I am 36 years old and intend to work for another 15 years. I have the following SIPs: Rs 8,000 each in HDFC Equity and IDFC Premier Equity; Rs 6,000 in Quantum Long Term Equity; Rs 4,000 each in Canara Robeco Equity Diversified, DSPBR Equity and HDFC Top 200; Rs 3,000 each in ICICI Pru Focussed Bluechip and UTI Opportunities; Rs 2,000 each in Birla Sun Life Frontline Equity, Canara Robeco Large Cap+, Franklin Bluechip, Mirae Emerging Bluechip, HDFC Prudence, Mirae Asset Opportunities, Sundaram Select Midcap and UTI MNC; Rs 1,000 each in DSP BR Top 100, ICICI Pru Infrastructure, Reliance Banking and Reliance Diversified Power Sector.

These SIPs have been running for a year now. I can continue for at least two years. In 2014, I shall review whether I can continue SIPs of Rs 60,000 a month. Kindly suggest if I can have Rs 60,000 a month of SIPs. What are the funds I can get rid of, so as to reduce holding to about 10-12 funds? How should I invest in order to have decent money for the education of my two children (aged nine and one) and for retirement (I plan to retire in 15 years)? I am hoping my life expectancy will be about 70 years.

Ashish Goel

It does seem like you are investing a large sum in equities through systematic investment plans. But we do not know the details of your monthly income, the surplus you can spare for the long haul every month and the proportion that goes into other asset classes such as debt.

In the absence of such information, we do not wish to judge whether your exposure to equity SIP is too high or otherwise. We, therefore, suggest you do a quick assessment yourself based on the following: first determine your surplus after deducting all your fixed commitments, including loans and household expenses, from your monthly income. After this, decide the proportion of equity, debt or gold you wish to hold. We are not discussing real-estate here but ensure that asset forms a part of your asset holding.

Let us assume, based on your risk appetite and nature of goals, that you decide to have 60 per cent of your assets in equities, 30 per cent in debt and 10 per cent in gold. If you have a surplus of Rs 60,000 a month, then Rs 36,000 should be allocated to your equity SIPs, Rs 18,000 to various debt options and Rs 6,000 in gold. Please note that this is merely an illustrative example.

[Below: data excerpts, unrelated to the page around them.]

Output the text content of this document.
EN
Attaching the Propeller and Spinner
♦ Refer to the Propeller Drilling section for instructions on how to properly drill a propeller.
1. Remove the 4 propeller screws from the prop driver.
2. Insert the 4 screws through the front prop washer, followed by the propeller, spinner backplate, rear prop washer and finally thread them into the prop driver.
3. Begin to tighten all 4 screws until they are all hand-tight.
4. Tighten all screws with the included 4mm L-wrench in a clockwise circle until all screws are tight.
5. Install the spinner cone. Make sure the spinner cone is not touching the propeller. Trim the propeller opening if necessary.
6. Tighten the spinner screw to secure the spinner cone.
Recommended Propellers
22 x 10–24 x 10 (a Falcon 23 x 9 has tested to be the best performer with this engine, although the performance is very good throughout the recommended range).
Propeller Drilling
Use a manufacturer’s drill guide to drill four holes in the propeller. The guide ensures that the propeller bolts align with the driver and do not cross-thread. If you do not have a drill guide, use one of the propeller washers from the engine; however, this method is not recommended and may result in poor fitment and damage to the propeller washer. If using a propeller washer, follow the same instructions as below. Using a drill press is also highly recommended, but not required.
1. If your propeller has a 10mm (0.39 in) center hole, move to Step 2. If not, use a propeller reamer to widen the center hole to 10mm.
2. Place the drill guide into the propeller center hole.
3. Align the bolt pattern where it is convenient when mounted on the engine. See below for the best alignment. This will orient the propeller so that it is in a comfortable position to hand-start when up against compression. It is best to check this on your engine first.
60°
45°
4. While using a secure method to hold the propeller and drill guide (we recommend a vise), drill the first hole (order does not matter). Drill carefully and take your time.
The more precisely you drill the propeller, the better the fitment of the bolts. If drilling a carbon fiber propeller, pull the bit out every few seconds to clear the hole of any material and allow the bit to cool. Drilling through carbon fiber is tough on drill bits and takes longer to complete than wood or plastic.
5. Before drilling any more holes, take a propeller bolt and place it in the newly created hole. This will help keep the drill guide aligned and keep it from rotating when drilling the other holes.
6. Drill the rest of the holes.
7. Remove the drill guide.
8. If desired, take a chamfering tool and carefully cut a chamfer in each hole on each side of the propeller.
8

You will have to choose your allocation based on your risk appetite and financial goals. You will also have to decide how much you will need on retirement or for your kids' education. If you have arrived at Rs 60,000 a month SIP after following a similar allocation strategy, there is no cause for worry.

If you are unable to do this, we suggest you approach a financial planner. Since your investments appear large, we assume your retirement needs may be high. It is best discussed with a qualified planner. And remember, your SIP money should be an amount you can afford to invest regularly and be able to meet the commitment over the long term. If you cannot spare the monthly SIPs over 5-10 years at least, then it is best you plan your goals with a lower SIP amount. You may always hike it when your income increases.

Portfolio changes

Once you are done with the exercise of arriving at your equity allocation, you can consider reducing the number of funds you hold. We can suggest a portfolio of diversified funds with a few mid-cap schemes thrown in to prop returns. Sector funds are only meant for those who can actively track the sector and reasonably time their entries and exits.

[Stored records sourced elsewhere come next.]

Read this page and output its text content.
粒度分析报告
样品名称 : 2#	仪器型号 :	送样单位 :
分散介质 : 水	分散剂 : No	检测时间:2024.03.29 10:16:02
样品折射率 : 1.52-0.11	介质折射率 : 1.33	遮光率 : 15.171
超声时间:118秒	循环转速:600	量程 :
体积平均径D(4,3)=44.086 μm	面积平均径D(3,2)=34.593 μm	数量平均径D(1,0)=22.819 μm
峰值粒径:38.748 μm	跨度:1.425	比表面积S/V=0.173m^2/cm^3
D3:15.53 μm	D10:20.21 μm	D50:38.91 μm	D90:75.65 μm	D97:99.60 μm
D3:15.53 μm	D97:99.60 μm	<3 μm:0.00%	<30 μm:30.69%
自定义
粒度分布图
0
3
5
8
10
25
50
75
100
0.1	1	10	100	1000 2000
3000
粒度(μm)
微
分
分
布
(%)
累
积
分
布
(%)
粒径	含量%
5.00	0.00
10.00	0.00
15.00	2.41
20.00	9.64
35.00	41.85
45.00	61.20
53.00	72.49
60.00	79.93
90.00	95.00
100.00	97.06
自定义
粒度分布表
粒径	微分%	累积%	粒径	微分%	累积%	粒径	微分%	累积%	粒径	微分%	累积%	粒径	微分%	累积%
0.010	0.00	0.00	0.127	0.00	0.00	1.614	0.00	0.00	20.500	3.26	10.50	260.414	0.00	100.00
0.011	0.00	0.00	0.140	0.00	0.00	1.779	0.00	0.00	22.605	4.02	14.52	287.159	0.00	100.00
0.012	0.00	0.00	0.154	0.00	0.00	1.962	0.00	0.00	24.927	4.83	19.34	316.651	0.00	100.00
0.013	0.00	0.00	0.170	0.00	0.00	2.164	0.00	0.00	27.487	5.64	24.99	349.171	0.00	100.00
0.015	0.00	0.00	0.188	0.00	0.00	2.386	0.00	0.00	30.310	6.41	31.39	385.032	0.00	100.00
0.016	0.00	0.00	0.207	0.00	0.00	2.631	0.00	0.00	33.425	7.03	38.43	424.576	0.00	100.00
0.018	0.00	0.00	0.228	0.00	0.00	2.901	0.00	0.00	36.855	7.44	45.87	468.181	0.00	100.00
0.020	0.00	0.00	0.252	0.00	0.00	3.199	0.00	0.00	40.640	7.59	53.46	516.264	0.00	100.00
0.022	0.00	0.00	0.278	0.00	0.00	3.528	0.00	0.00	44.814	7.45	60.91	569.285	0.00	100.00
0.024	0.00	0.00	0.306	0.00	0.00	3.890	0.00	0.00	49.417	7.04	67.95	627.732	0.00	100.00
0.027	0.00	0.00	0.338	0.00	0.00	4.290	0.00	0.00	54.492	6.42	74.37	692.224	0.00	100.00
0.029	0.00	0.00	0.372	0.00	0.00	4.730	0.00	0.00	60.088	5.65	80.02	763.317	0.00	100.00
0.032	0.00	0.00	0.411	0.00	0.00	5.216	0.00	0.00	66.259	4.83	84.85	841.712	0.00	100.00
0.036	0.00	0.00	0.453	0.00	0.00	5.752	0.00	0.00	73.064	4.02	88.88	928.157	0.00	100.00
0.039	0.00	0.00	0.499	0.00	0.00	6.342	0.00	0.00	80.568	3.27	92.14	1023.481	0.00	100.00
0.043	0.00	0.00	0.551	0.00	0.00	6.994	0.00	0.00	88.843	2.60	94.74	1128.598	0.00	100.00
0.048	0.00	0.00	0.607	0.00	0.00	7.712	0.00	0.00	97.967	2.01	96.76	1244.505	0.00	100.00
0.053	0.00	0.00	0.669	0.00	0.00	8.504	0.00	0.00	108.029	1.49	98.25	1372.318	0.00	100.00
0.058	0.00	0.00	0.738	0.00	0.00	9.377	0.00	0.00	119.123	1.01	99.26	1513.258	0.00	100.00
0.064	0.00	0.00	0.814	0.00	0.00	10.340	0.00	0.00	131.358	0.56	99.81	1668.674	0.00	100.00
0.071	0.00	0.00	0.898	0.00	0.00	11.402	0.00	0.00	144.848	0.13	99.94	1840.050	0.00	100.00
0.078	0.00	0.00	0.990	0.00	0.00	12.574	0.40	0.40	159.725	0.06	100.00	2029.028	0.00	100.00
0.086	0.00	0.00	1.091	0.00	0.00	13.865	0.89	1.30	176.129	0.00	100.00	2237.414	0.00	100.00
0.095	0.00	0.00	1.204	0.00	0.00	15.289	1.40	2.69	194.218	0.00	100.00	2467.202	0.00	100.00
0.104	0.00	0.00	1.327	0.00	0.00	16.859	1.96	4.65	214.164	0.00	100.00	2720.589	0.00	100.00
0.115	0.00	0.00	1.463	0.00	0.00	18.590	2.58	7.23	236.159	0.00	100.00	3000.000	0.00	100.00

HDFC Equity, Canara Robeco Equity Diversified, IDFC Premier Equity Quantum Long Term Equity and Franklin Bluechip can form part of your core portfolio. Add Fidelity Equity to this. Ensure that 60-75 per cent of your equity SIPs are invested in these funds.

Continue investing in UTI Opportunities and HDFC prudence and Sundaram Select Cap. To this, add index fund Goldman Sachs CNX 500 index fund and any gold fund-of-fund from Kotak, Reliance or Quantum Mutual, that offers SIPs . You have 8-10 per cent surplus in gold. These can be your satellite funds.

You can exit the other funds. Most of them are above-average performers but need to be exited to make your portfolio compact and to avoid duplication. Sector funds can be sold if you cannot track them. If you wish to hold, you may continue Reliance Banking but stop SIPs and watch for improvement in performance in the sector over the next six months.

Your goals are long-term in nature. If you continue SIPs for the next 10-12 years, you will have a reasonable corpus. The current Rs 60,000 a month for instance, invested over 12 years, has potential to build wealth of Rs 2.4 crore, if it can generate a return of 15 per cent annually.